— Жаль малого, разумеется, но что же делать: ведь и допускать явного глумления над трупами наших молодцов тоже нельзя… Побуждения у него были хорошие, и осудить их я не мог.
Труп матроса продолжал, однако, торчать на прежнем месте весь этот день, и всем уже, не только Кошке, стало казаться возмутительным такое издевательство над павшим.
Но вечером, когда как следует стемнело, раздалась вдруг весьма оживленная и мало понятная по своим причинам и целям ружейная пальба со стороны англичан, и вдруг на батарее появился усталый, запыхавшийся, но довольный Кошка, притащивший на спине тело товарища.
Оказалось, по его рассказу, что он дождался, когда у англичан в траншеях началась смена людей, тогда-то и пополз он к трупу, подставил под него спину, прижал к себе его руки и проворно побежал к своей батарее. Он рассчитывал на то, что занятые сменой англичане не обратят на него внимания, и действительно успел пробежать полдороги, когда в него начали стрелять. Но тут уже его ноша послужила ему надежным прикрытием, приняв в себя пули, которые иначе были бы смертельны для Кошки.

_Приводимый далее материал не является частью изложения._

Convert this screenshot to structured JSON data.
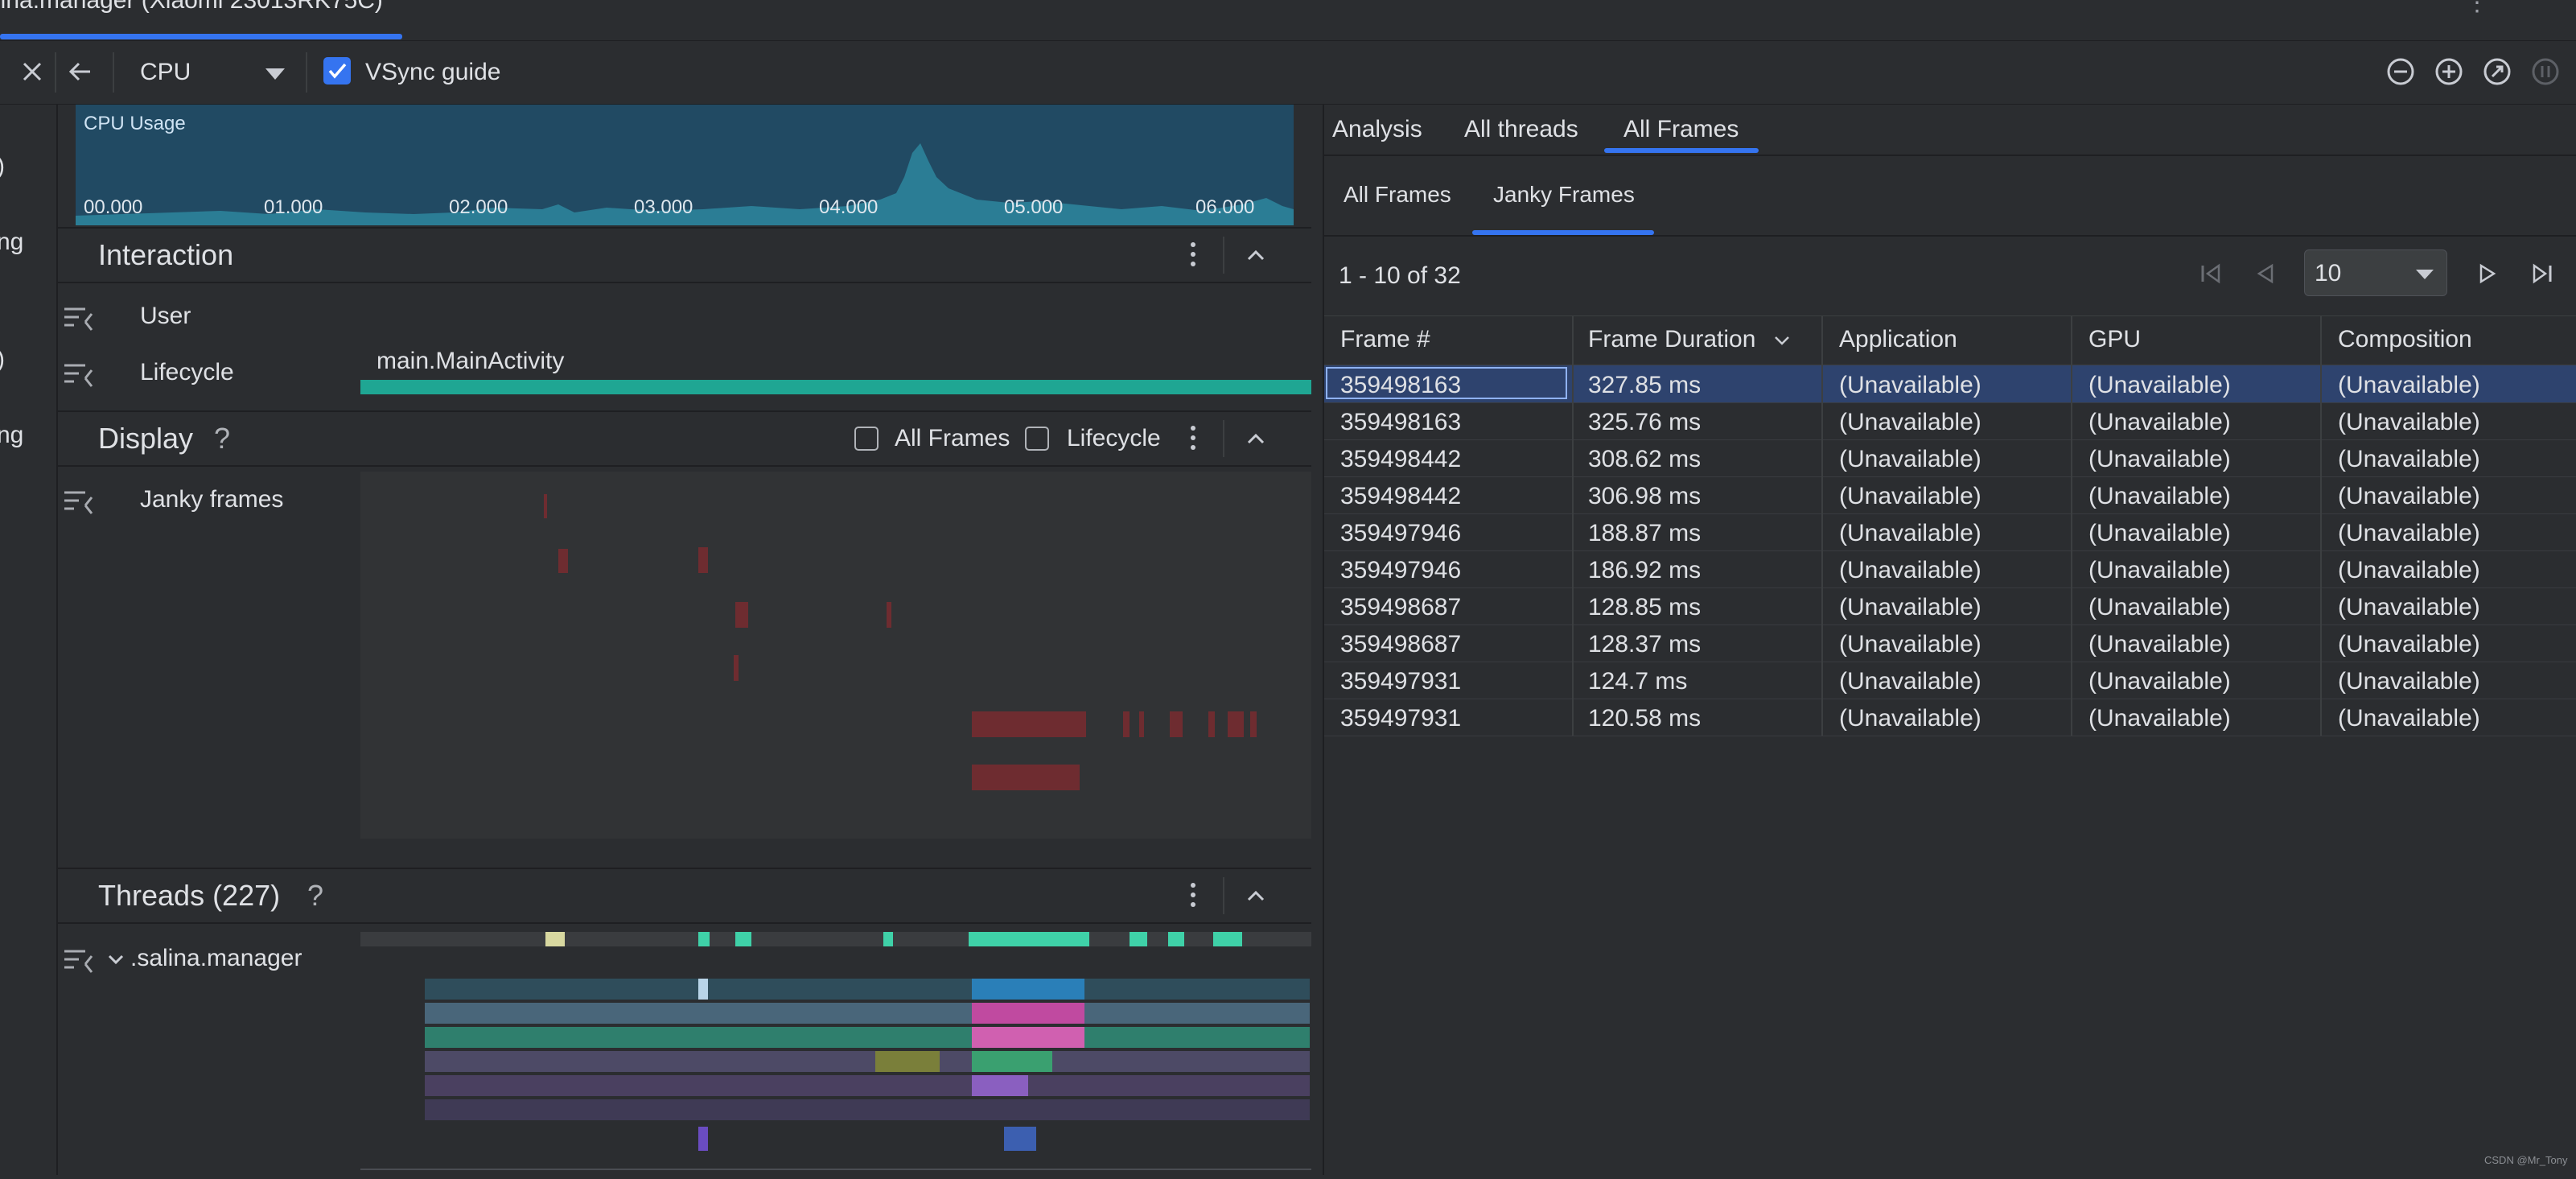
{
  "window": {
    "title": "lina.manager (Xiaomi 23013RK75C)"
  },
  "toolbar": {
    "profiler": "CPU",
    "vsync_label": "VSync guide",
    "vsync_checked": true
  },
  "gutter": [
    ")",
    "ng",
    ")",
    "ng"
  ],
  "cpu_usage": {
    "title": "CPU Usage",
    "ticks": [
      "00.000",
      "01.000",
      "02.000",
      "03.000",
      "04.000",
      "05.000",
      "06.000"
    ]
  },
  "interaction": {
    "title": "Interaction",
    "tracks": [
      "User",
      "Lifecycle"
    ],
    "lifecycle_event": "main.MainActivity"
  },
  "display": {
    "title": "Display",
    "help": "?",
    "filters": [
      "All Frames",
      "Lifecycle"
    ],
    "track": "Janky frames"
  },
  "threads": {
    "title": "Threads (227)",
    "help": "?",
    "process": ".salina.manager"
  },
  "right": {
    "tabs": [
      "Analysis",
      "All threads",
      "All Frames"
    ],
    "active_tab": "All Frames",
    "subtabs": [
      "All Frames",
      "Janky Frames"
    ],
    "active_subtab": "Janky Frames",
    "pager_text": "1 - 10 of 32",
    "page_size": "10"
  },
  "table": {
    "columns": [
      "Frame #",
      "Frame Duration",
      "Application",
      "GPU",
      "Composition"
    ],
    "sort_column": "Frame Duration",
    "rows": [
      [
        "359498163",
        "327.85 ms",
        "(Unavailable)",
        "(Unavailable)",
        "(Unavailable)"
      ],
      [
        "359498163",
        "325.76 ms",
        "(Unavailable)",
        "(Unavailable)",
        "(Unavailable)"
      ],
      [
        "359498442",
        "308.62 ms",
        "(Unavailable)",
        "(Unavailable)",
        "(Unavailable)"
      ],
      [
        "359498442",
        "306.98 ms",
        "(Unavailable)",
        "(Unavailable)",
        "(Unavailable)"
      ],
      [
        "359497946",
        "188.87 ms",
        "(Unavailable)",
        "(Unavailable)",
        "(Unavailable)"
      ],
      [
        "359497946",
        "186.92 ms",
        "(Unavailable)",
        "(Unavailable)",
        "(Unavailable)"
      ],
      [
        "359498687",
        "128.85 ms",
        "(Unavailable)",
        "(Unavailable)",
        "(Unavailable)"
      ],
      [
        "359498687",
        "128.37 ms",
        "(Unavailable)",
        "(Unavailable)",
        "(Unavailable)"
      ],
      [
        "359497931",
        "124.7 ms",
        "(Unavailable)",
        "(Unavailable)",
        "(Unavailable)"
      ],
      [
        "359497931",
        "120.58 ms",
        "(Unavailable)",
        "(Unavailable)",
        "(Unavailable)"
      ]
    ],
    "selected_row": 0
  },
  "watermark": "CSDN @Mr_Tony",
  "colors": {
    "accent": "#3574f0",
    "lifecycle_bar": "#1fa693",
    "jank": "#6e2c30",
    "selected_row": "#2e436e"
  }
}
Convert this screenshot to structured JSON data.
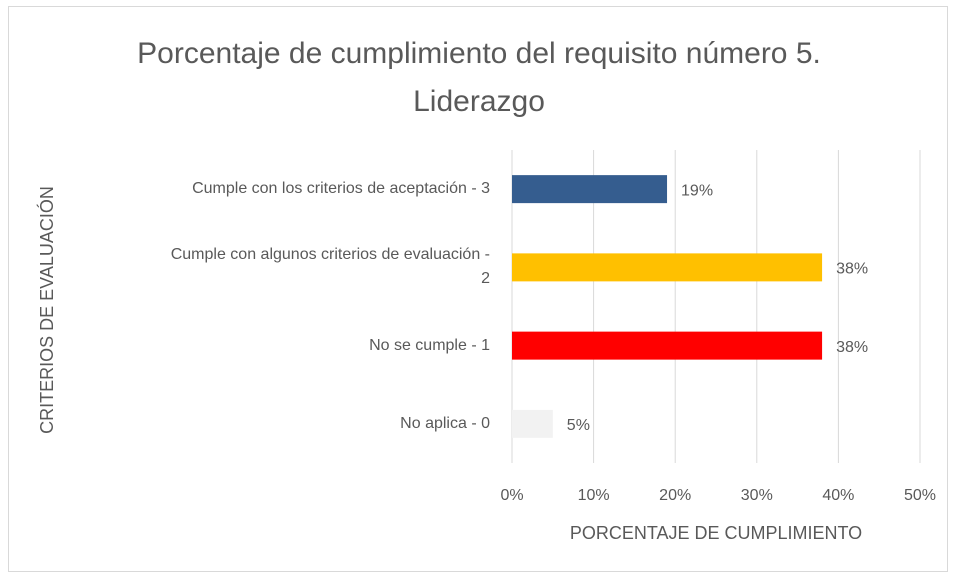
{
  "chart_data": {
    "type": "bar",
    "orientation": "horizontal",
    "title": "Porcentaje de cumplimiento del requisito número 5. Liderazgo",
    "x_label": "PORCENTAJE DE CUMPLIMIENTO",
    "y_label": "CRITERIOS DE EVALUACIÓN",
    "categories": [
      "Cumple con los criterios de aceptación - 3",
      "Cumple con algunos criterios de evaluación - 2",
      "No se cumple - 1",
      "No aplica - 0"
    ],
    "values": [
      19,
      38,
      38,
      5
    ],
    "value_labels": [
      "19%",
      "38%",
      "38%",
      "5%"
    ],
    "colors": [
      "#355d8f",
      "#ffc000",
      "#ff0000",
      "#f2f2f2"
    ],
    "xlim": [
      0,
      50
    ],
    "xticks": [
      {
        "value": 0,
        "label": "0%"
      },
      {
        "value": 10,
        "label": "10%"
      },
      {
        "value": 20,
        "label": "20%"
      },
      {
        "value": 30,
        "label": "30%"
      },
      {
        "value": 40,
        "label": "40%"
      },
      {
        "value": 50,
        "label": "50%"
      }
    ],
    "grid": true
  }
}
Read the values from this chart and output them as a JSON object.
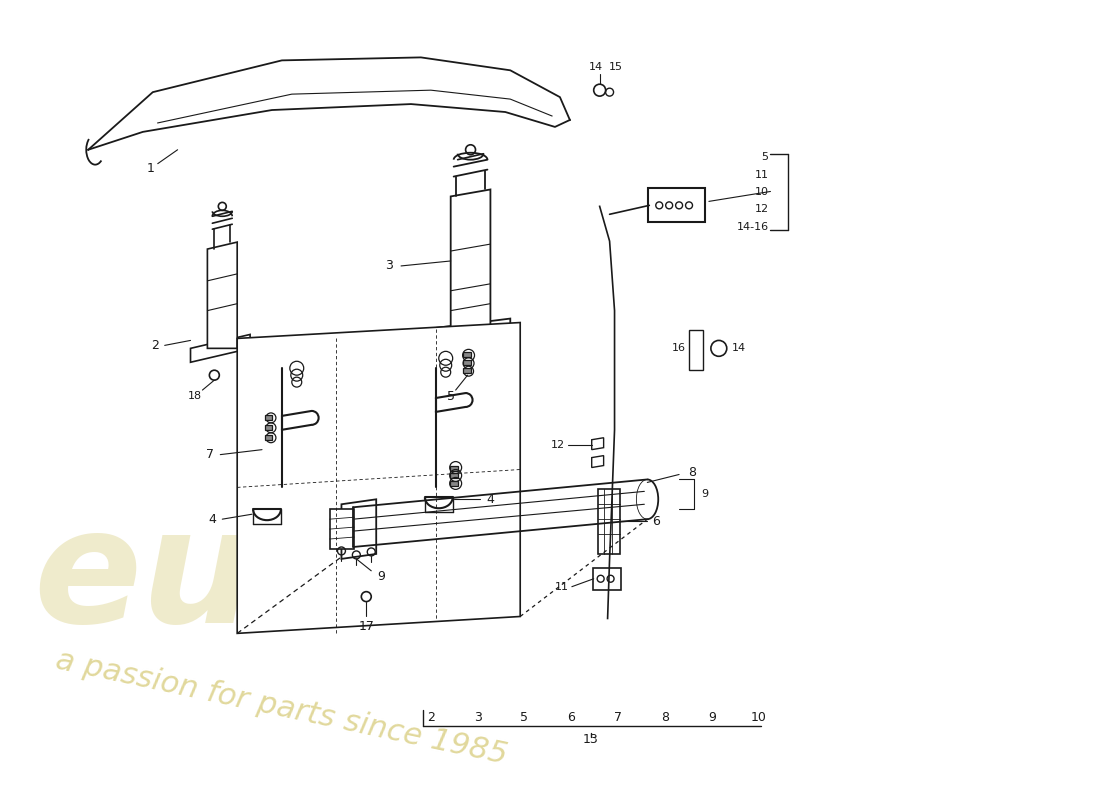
{
  "bg_color": "#ffffff",
  "line_color": "#1a1a1a",
  "wm_color1": "#c8b84a",
  "wm_color2": "#c8b84a",
  "wm_alpha": 0.55,
  "figsize": [
    11.0,
    8.0
  ],
  "dpi": 100
}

Панфилов представил его за отвагу к Георгию.
В другой раз вздумалось Кошке непременно поймать красивую белую верховую лошадь, которая вырвалась почему-то из английского лагеря оседланная, может быть сбросившая с себя седока, обогнула Зеленую гору и остановилась как раз посредине между батареей Перекомского и батареей англичан, поворачивая точеную тонкую голову на гибкой шее то в сторону своих, то в сторону русских.
— Эх, лошадка! Вот это так красота! — восхищался Кошка и обратился к командиру батареи:
— Дозвольте коня этого на абордаж взять!
— Конь-то стоящий — это правда, — сказал Перекомский, — и я бы не прочь тебе это позволить; да ведь англичане не дозволят.
— Дозволят, ваше всокбродь! Я как будто к ним дезертиром буду бежать, а по мне чтобы наши холостыми зарядами стреляли, — вот и вполне может выйти дело!